Pregunté: ¿por dónde empiezo este escrito de Navidad? Pon ahí –dice un amigo– que han hecho desaparecer de las calles todos los símbolos cristianos; por ejemplo: donde estaba la estrella de Belén han colgado bolas amarillas. Lo diré, aunque el tema de las navidades laicas y el solsticio de invierno, además de una tontería, no es ya noticia. Entonces –tercia otro– habla del Misterio. Eso sería lo suyo; pero ¿cómo podría abordar por derecho lo que es en sí El Misterio? Ésa era la cuestión, y ahí lo dejamos.
Sin embargo, en estas fiestas no parece tan complicado penetrar, al menos superficialmente, en el misterio-del-Misterio. Ese misterio con minúscula que hay que estar muy ciego para no ver, por ejemplo, en la carita de los niños. Y si a uno le divierte el misterio minúsculo de los perros y los niños, no sería de extrañar que le gustaran las mujeres y las músicas del mundo. Y empieza uno con estas cosas y acaba teniendo una cierta ternura de apariencia tontorrona pero con vocación bastante más universal. Y se despierta un día creyendo, no sólo en las bellezas de lo bello, sino en La Belleza eterna. Y ya atrapado en esta espiral ascendente ve por todas partes bromas y guiños del Buen Dios, como le llaman los franceses. Y a partir de entonces le entra cierta herética tendencia (debe ser cosa de la edad) a pensar en un Dios tan falto de formalidad como un abuelo que chochea con sus nietos. Y supuesto ese estado divino de entusiasmo enajenado –concluye uno– ¿qué tendría de ilógico que apuntara a la locura mayor, que es La Encarnación?

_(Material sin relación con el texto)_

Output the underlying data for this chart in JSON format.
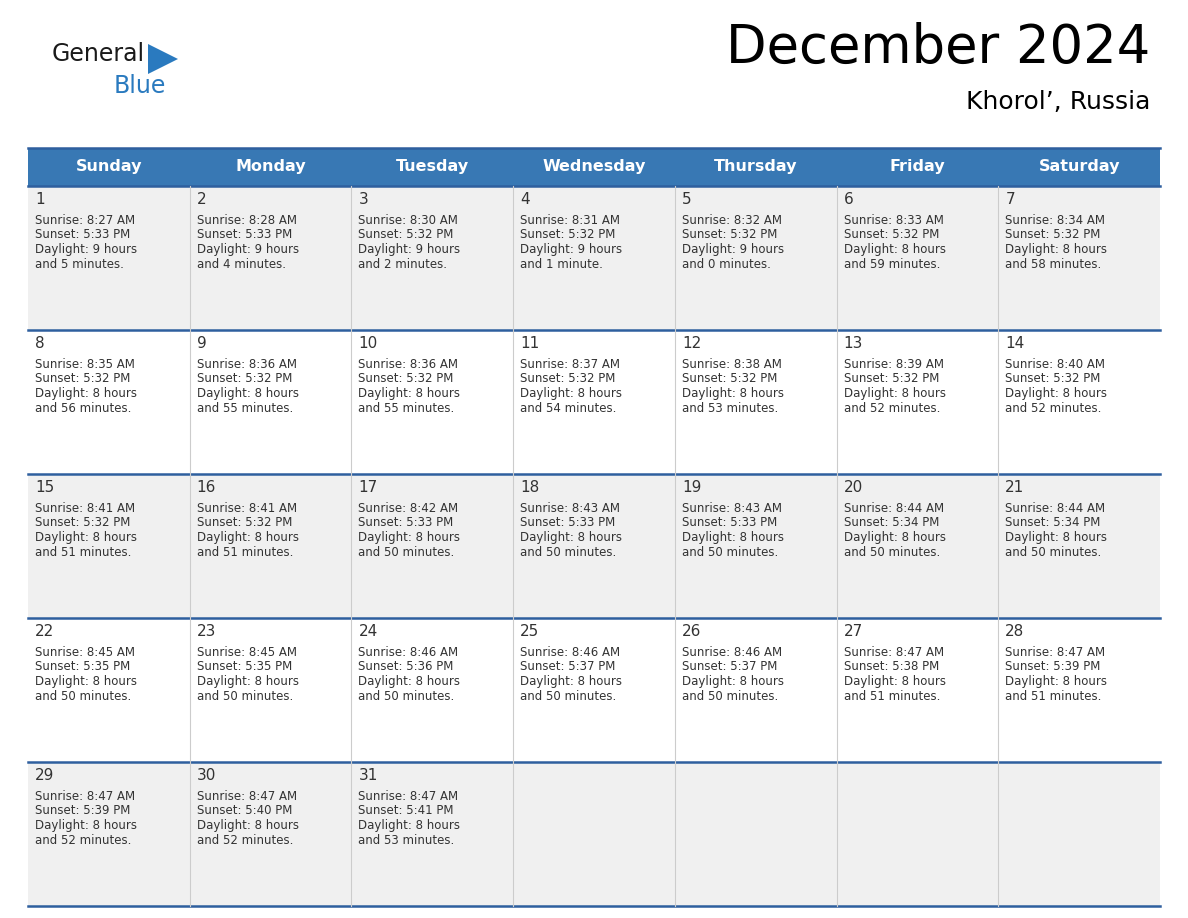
{
  "title": "December 2024",
  "subtitle": "Khorol’, Russia",
  "header_color": "#3878b4",
  "header_text_color": "#ffffff",
  "row_colors": [
    "#f0f0f0",
    "#ffffff",
    "#f0f0f0",
    "#ffffff",
    "#f0f0f0"
  ],
  "border_color": "#2e5f9e",
  "text_color": "#333333",
  "logo_general_color": "#1a1a1a",
  "logo_blue_color": "#2a7abf",
  "logo_triangle_color": "#2a7abf",
  "days_of_week": [
    "Sunday",
    "Monday",
    "Tuesday",
    "Wednesday",
    "Thursday",
    "Friday",
    "Saturday"
  ],
  "weeks": [
    [
      {
        "day": 1,
        "sunrise": "8:27 AM",
        "sunset": "5:33 PM",
        "daylight_line1": "9 hours",
        "daylight_line2": "and 5 minutes."
      },
      {
        "day": 2,
        "sunrise": "8:28 AM",
        "sunset": "5:33 PM",
        "daylight_line1": "9 hours",
        "daylight_line2": "and 4 minutes."
      },
      {
        "day": 3,
        "sunrise": "8:30 AM",
        "sunset": "5:32 PM",
        "daylight_line1": "9 hours",
        "daylight_line2": "and 2 minutes."
      },
      {
        "day": 4,
        "sunrise": "8:31 AM",
        "sunset": "5:32 PM",
        "daylight_line1": "9 hours",
        "daylight_line2": "and 1 minute."
      },
      {
        "day": 5,
        "sunrise": "8:32 AM",
        "sunset": "5:32 PM",
        "daylight_line1": "9 hours",
        "daylight_line2": "and 0 minutes."
      },
      {
        "day": 6,
        "sunrise": "8:33 AM",
        "sunset": "5:32 PM",
        "daylight_line1": "8 hours",
        "daylight_line2": "and 59 minutes."
      },
      {
        "day": 7,
        "sunrise": "8:34 AM",
        "sunset": "5:32 PM",
        "daylight_line1": "8 hours",
        "daylight_line2": "and 58 minutes."
      }
    ],
    [
      {
        "day": 8,
        "sunrise": "8:35 AM",
        "sunset": "5:32 PM",
        "daylight_line1": "8 hours",
        "daylight_line2": "and 56 minutes."
      },
      {
        "day": 9,
        "sunrise": "8:36 AM",
        "sunset": "5:32 PM",
        "daylight_line1": "8 hours",
        "daylight_line2": "and 55 minutes."
      },
      {
        "day": 10,
        "sunrise": "8:36 AM",
        "sunset": "5:32 PM",
        "daylight_line1": "8 hours",
        "daylight_line2": "and 55 minutes."
      },
      {
        "day": 11,
        "sunrise": "8:37 AM",
        "sunset": "5:32 PM",
        "daylight_line1": "8 hours",
        "daylight_line2": "and 54 minutes."
      },
      {
        "day": 12,
        "sunrise": "8:38 AM",
        "sunset": "5:32 PM",
        "daylight_line1": "8 hours",
        "daylight_line2": "and 53 minutes."
      },
      {
        "day": 13,
        "sunrise": "8:39 AM",
        "sunset": "5:32 PM",
        "daylight_line1": "8 hours",
        "daylight_line2": "and 52 minutes."
      },
      {
        "day": 14,
        "sunrise": "8:40 AM",
        "sunset": "5:32 PM",
        "daylight_line1": "8 hours",
        "daylight_line2": "and 52 minutes."
      }
    ],
    [
      {
        "day": 15,
        "sunrise": "8:41 AM",
        "sunset": "5:32 PM",
        "daylight_line1": "8 hours",
        "daylight_line2": "and 51 minutes."
      },
      {
        "day": 16,
        "sunrise": "8:41 AM",
        "sunset": "5:32 PM",
        "daylight_line1": "8 hours",
        "daylight_line2": "and 51 minutes."
      },
      {
        "day": 17,
        "sunrise": "8:42 AM",
        "sunset": "5:33 PM",
        "daylight_line1": "8 hours",
        "daylight_line2": "and 50 minutes."
      },
      {
        "day": 18,
        "sunrise": "8:43 AM",
        "sunset": "5:33 PM",
        "daylight_line1": "8 hours",
        "daylight_line2": "and 50 minutes."
      },
      {
        "day": 19,
        "sunrise": "8:43 AM",
        "sunset": "5:33 PM",
        "daylight_line1": "8 hours",
        "daylight_line2": "and 50 minutes."
      },
      {
        "day": 20,
        "sunrise": "8:44 AM",
        "sunset": "5:34 PM",
        "daylight_line1": "8 hours",
        "daylight_line2": "and 50 minutes."
      },
      {
        "day": 21,
        "sunrise": "8:44 AM",
        "sunset": "5:34 PM",
        "daylight_line1": "8 hours",
        "daylight_line2": "and 50 minutes."
      }
    ],
    [
      {
        "day": 22,
        "sunrise": "8:45 AM",
        "sunset": "5:35 PM",
        "daylight_line1": "8 hours",
        "daylight_line2": "and 50 minutes."
      },
      {
        "day": 23,
        "sunrise": "8:45 AM",
        "sunset": "5:35 PM",
        "daylight_line1": "8 hours",
        "daylight_line2": "and 50 minutes."
      },
      {
        "day": 24,
        "sunrise": "8:46 AM",
        "sunset": "5:36 PM",
        "daylight_line1": "8 hours",
        "daylight_line2": "and 50 minutes."
      },
      {
        "day": 25,
        "sunrise": "8:46 AM",
        "sunset": "5:37 PM",
        "daylight_line1": "8 hours",
        "daylight_line2": "and 50 minutes."
      },
      {
        "day": 26,
        "sunrise": "8:46 AM",
        "sunset": "5:37 PM",
        "daylight_line1": "8 hours",
        "daylight_line2": "and 50 minutes."
      },
      {
        "day": 27,
        "sunrise": "8:47 AM",
        "sunset": "5:38 PM",
        "daylight_line1": "8 hours",
        "daylight_line2": "and 51 minutes."
      },
      {
        "day": 28,
        "sunrise": "8:47 AM",
        "sunset": "5:39 PM",
        "daylight_line1": "8 hours",
        "daylight_line2": "and 51 minutes."
      }
    ],
    [
      {
        "day": 29,
        "sunrise": "8:47 AM",
        "sunset": "5:39 PM",
        "daylight_line1": "8 hours",
        "daylight_line2": "and 52 minutes."
      },
      {
        "day": 30,
        "sunrise": "8:47 AM",
        "sunset": "5:40 PM",
        "daylight_line1": "8 hours",
        "daylight_line2": "and 52 minutes."
      },
      {
        "day": 31,
        "sunrise": "8:47 AM",
        "sunset": "5:41 PM",
        "daylight_line1": "8 hours",
        "daylight_line2": "and 53 minutes."
      },
      null,
      null,
      null,
      null
    ]
  ]
}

La religión se expresa mal en prosa y sin imagen. Porque el misterio-del-Misterio, ese supremo poema, se lee con la lógica de la imaginación y el corazón, mejor que con la razón y con la ley. Ayudan bastante esas formas indirectas de aproximación apuntadas más arriba, e incluso esas músicas antiguas del Medio Oriente (persas y afganas) que hemos oído estos días levantar vuelo místico en espiral como teologías ascendentes. Verdaderos cantes hondos. A su lado el góspel, como gozosa expresión afroamericana de la fe moviendo el esqueleto, representa la posesión agradecida del amor de Dios. Todo es signo.
El resultado es que ese inmenso potencial de simpatía imaginativa (el atributo poético del común de los mortales) sube de la tierra al cielo ¡porque intuye oscuramente su deuda filial con la madre de todas las simpatías… la que desciende de Dios a la tierra! Eso es lo que late en estas fiestas. Ya pueden decir los del alumbrado laico o los filósofos del ateísmo lo que quieran.